Time for some READER MAIL!!!!!

Hey Guys,

Can you talk about where to look for scholarships/grants/loans? I think that would be helpful for prospective students. I know that there are a ton of sites out there that help but it would be interesting to read firsthand about experiences you guys have had. Thanks.

– Tristam

Note: The following info may or may not be factual. This is just Will’s experience and he’s not terribly bright 😉

Say it with me: “School is expensive!” It’s pretty important to make sure you do your research about financing, mainly because tuition is only one part of paying for school. You also have fees and living expenses. They can get pretty hefty.

If you received some sort of assistance from the school you chose, you’ll (hopefully) get your bill net of those amounts. The school offers scholarships and grants. I cannot tell you how the admissions department comes up with this.

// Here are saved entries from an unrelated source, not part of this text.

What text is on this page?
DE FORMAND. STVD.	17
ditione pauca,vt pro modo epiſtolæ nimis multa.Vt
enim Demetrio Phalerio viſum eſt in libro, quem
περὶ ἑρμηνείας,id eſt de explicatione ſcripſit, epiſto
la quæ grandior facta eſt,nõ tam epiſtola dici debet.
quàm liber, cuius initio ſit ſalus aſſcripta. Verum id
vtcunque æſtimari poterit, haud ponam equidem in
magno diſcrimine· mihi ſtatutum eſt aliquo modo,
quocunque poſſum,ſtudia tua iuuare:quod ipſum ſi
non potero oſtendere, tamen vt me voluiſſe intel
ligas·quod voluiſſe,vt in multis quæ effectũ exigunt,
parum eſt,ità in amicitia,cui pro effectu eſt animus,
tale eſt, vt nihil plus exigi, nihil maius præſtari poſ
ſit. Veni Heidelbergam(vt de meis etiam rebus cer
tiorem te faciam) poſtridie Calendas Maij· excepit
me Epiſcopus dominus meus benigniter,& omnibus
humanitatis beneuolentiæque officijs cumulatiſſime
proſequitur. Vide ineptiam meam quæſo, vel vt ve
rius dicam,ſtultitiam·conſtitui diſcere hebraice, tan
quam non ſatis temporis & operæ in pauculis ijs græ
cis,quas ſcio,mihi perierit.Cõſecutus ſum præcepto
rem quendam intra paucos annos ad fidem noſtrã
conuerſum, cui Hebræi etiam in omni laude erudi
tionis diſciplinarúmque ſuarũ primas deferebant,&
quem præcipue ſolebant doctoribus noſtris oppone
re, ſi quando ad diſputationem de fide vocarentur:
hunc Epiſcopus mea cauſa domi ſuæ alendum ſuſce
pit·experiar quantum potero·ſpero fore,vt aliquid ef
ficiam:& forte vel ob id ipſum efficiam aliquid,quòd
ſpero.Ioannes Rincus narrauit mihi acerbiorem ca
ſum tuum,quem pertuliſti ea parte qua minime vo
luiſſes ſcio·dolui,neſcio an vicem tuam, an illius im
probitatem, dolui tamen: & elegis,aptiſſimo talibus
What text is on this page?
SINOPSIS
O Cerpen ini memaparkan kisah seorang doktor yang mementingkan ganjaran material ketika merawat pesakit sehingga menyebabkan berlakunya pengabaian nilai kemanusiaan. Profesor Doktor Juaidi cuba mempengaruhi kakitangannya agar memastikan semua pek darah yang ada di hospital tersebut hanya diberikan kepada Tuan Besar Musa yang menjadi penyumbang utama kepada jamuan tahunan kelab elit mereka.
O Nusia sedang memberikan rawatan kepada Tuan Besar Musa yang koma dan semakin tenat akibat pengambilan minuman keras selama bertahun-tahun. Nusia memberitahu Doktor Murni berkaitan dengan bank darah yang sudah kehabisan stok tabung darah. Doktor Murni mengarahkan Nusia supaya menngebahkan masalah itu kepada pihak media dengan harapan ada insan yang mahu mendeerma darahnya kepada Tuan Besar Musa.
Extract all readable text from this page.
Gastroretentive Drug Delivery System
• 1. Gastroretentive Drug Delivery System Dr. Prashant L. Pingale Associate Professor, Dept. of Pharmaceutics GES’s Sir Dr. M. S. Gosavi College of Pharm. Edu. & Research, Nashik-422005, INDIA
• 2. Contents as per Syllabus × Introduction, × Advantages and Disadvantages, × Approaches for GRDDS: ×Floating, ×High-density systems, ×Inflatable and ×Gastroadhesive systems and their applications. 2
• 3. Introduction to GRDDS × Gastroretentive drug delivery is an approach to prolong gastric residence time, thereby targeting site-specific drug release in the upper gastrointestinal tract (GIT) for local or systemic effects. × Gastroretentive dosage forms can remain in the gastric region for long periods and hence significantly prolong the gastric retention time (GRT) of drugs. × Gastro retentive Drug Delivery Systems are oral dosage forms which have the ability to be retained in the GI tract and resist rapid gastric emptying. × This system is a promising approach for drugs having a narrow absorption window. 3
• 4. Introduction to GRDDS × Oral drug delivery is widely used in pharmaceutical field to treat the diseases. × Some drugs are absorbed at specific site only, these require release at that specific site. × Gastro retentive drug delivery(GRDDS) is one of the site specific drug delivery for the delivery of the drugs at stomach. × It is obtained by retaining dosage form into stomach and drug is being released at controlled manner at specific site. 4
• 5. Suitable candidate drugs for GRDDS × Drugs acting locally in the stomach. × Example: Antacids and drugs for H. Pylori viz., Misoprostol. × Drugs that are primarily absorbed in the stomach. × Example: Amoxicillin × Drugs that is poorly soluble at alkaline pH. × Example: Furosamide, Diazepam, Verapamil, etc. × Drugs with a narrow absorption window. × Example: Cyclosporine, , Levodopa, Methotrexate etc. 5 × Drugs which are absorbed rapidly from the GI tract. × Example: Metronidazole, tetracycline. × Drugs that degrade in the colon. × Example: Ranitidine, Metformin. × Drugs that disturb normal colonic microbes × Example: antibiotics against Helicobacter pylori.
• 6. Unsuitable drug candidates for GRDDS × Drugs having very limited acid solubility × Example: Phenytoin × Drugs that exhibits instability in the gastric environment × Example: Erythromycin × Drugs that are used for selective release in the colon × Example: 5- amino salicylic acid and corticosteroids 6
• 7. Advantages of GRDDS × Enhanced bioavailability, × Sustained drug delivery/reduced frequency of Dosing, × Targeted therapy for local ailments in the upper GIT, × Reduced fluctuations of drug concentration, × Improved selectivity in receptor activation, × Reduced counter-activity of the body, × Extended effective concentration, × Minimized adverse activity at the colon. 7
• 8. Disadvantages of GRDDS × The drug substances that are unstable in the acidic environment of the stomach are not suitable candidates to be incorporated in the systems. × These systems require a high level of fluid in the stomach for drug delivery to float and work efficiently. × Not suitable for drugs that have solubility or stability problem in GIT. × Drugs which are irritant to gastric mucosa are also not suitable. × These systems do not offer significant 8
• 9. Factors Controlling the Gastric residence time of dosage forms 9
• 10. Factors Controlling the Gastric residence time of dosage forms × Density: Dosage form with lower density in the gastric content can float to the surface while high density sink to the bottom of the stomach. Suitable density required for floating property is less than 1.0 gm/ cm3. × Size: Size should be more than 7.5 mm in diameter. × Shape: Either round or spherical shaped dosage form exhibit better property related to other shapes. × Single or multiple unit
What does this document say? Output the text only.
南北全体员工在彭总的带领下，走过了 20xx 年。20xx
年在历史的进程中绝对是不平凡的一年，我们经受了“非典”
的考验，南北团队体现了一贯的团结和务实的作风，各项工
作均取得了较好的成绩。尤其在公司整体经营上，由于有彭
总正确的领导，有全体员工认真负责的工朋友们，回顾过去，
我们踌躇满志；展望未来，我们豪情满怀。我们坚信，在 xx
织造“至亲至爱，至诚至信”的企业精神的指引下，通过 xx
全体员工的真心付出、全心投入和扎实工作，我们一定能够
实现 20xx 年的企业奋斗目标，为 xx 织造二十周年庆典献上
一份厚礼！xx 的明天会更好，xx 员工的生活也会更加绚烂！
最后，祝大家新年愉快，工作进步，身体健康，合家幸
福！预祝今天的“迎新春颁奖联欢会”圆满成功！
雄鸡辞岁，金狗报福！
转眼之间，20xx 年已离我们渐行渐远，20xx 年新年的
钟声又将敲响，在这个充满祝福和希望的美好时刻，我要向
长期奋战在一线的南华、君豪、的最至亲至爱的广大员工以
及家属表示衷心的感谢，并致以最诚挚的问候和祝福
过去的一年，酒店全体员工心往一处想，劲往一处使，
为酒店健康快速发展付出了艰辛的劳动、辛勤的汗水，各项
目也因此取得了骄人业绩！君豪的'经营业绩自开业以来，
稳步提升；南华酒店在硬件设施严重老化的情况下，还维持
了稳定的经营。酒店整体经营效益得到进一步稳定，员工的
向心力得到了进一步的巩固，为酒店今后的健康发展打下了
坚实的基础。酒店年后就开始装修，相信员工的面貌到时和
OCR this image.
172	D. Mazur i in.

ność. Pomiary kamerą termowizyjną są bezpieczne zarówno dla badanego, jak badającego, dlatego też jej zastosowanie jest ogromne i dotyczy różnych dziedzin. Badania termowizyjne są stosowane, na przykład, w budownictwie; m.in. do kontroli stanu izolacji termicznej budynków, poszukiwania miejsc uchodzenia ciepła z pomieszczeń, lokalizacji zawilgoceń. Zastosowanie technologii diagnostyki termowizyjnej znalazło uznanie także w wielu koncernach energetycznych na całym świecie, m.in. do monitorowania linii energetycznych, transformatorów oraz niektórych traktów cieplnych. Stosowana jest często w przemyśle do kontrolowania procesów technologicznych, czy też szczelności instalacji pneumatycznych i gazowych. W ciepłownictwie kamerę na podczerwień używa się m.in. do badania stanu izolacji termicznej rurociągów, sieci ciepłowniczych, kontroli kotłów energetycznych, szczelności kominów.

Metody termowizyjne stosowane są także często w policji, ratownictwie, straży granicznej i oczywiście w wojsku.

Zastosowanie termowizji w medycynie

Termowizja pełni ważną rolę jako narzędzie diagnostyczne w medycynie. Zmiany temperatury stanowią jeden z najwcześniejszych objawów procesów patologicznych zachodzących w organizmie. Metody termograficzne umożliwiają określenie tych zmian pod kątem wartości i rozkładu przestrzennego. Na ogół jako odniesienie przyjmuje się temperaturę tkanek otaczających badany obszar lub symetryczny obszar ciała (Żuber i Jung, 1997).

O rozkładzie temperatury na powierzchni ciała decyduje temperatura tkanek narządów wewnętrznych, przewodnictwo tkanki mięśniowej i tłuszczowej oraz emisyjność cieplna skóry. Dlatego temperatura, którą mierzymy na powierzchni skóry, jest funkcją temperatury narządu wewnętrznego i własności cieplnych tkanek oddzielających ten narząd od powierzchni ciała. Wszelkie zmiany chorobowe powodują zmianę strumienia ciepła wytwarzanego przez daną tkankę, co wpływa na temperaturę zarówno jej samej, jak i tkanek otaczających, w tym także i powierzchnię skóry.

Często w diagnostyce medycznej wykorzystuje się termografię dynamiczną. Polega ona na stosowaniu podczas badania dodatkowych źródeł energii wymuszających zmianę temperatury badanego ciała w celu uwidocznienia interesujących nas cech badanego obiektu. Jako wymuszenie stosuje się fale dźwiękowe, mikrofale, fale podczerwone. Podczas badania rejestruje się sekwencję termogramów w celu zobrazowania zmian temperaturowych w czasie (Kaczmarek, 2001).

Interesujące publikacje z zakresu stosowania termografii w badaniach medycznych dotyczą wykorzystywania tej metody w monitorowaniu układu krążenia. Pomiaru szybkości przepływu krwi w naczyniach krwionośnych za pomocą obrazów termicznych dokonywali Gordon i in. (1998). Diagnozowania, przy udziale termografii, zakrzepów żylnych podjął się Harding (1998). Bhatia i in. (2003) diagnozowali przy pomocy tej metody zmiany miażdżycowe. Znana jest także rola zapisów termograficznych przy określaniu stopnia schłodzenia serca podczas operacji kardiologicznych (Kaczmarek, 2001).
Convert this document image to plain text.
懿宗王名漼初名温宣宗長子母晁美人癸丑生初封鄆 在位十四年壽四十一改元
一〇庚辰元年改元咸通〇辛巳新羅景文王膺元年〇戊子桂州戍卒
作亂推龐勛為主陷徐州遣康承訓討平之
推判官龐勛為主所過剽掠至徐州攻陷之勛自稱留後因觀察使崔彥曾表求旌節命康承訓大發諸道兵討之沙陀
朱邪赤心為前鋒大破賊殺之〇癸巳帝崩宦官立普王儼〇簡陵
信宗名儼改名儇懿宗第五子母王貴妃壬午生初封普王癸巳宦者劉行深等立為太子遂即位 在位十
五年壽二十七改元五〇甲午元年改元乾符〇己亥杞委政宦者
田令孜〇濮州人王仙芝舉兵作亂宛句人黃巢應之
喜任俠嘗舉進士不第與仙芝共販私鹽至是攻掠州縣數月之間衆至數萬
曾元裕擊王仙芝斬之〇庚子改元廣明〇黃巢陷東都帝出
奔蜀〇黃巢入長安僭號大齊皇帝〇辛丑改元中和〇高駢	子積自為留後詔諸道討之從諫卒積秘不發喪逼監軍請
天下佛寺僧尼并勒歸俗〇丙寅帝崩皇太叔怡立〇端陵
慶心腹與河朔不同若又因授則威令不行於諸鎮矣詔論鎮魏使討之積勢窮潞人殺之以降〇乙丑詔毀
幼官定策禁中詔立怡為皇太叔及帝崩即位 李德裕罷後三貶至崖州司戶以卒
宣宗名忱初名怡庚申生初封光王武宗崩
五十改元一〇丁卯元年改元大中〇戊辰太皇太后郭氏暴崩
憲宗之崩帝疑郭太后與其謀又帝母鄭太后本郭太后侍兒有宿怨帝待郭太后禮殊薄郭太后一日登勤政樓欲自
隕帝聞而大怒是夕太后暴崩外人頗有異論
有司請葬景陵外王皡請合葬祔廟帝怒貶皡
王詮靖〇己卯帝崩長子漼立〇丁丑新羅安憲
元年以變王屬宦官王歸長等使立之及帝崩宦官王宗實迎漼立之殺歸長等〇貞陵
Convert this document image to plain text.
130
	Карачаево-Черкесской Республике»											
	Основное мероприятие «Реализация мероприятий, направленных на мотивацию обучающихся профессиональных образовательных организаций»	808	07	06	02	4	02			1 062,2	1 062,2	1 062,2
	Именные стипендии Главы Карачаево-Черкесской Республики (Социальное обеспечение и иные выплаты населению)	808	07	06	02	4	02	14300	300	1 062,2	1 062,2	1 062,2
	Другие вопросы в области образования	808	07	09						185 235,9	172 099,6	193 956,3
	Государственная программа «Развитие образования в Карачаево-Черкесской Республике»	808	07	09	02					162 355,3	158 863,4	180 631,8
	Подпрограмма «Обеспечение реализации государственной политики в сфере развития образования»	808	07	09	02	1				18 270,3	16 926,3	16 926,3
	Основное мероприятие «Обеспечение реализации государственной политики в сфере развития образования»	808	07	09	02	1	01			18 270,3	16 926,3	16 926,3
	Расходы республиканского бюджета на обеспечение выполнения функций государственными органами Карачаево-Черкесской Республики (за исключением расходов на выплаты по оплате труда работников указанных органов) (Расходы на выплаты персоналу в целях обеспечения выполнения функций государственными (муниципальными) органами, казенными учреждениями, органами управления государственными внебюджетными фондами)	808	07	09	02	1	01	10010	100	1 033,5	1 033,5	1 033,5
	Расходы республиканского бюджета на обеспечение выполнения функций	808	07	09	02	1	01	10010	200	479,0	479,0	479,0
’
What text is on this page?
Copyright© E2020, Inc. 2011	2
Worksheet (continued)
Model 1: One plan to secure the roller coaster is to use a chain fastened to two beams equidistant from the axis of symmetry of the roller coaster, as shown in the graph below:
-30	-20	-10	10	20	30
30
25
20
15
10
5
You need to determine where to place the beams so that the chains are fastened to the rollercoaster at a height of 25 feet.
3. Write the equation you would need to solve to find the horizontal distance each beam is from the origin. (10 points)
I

I think it has something to do with coffee and darts. After that, it’s up to you. The school estimates your living expenses, books, and fees and submits a total amount that you’re allowed to borrow.

From this you can apply for several types of loans.

Stafford Subsidized – is the stuff dreams are made of. Interest doesn’t accrue until after you graduate. There is a limit to $8500 a year.

Stafford Unsubsidized – This just means that interest accrues. There is a limit on this too. After this, you have to take out private loans.

Private can come from any bank. Schools are not allowed to give you any pointers. Why? Because there was a big scandal about administrators receiving kickbacks to “suggest” lenders. What happened following that was something akin to a “preferred” or “streamlined” process. This just means that the school’s computers can talk to the bank’s computers and things go faster. I have heard that elmselect.com will help you compare lenders…

The key here is to look for someone who doesn’t charge you an origination fee, because that’s like taking your money and using it to balance your uneven desk. After that you can usually find someone who will give you percentage discounts for auto-draft payment and such.

Thanks to George W. your rates, for now, are locked at the astoundingly high 6.8%, which is funny considering the FED target rate is .25%. I’ll leave you your own devices to insert a snide political remark here.

If you can manage to score outside loans and grants, well that’s up to you and your research. Many folks’ jobs will give assistance for something in return. Other people just save up a lot. My financing worked out in a consult-while-you-study strategy, which may have distracted me somewhat, but kept me out of any serious debt. I have heard several arguments against this strategy, which all make perfect sense.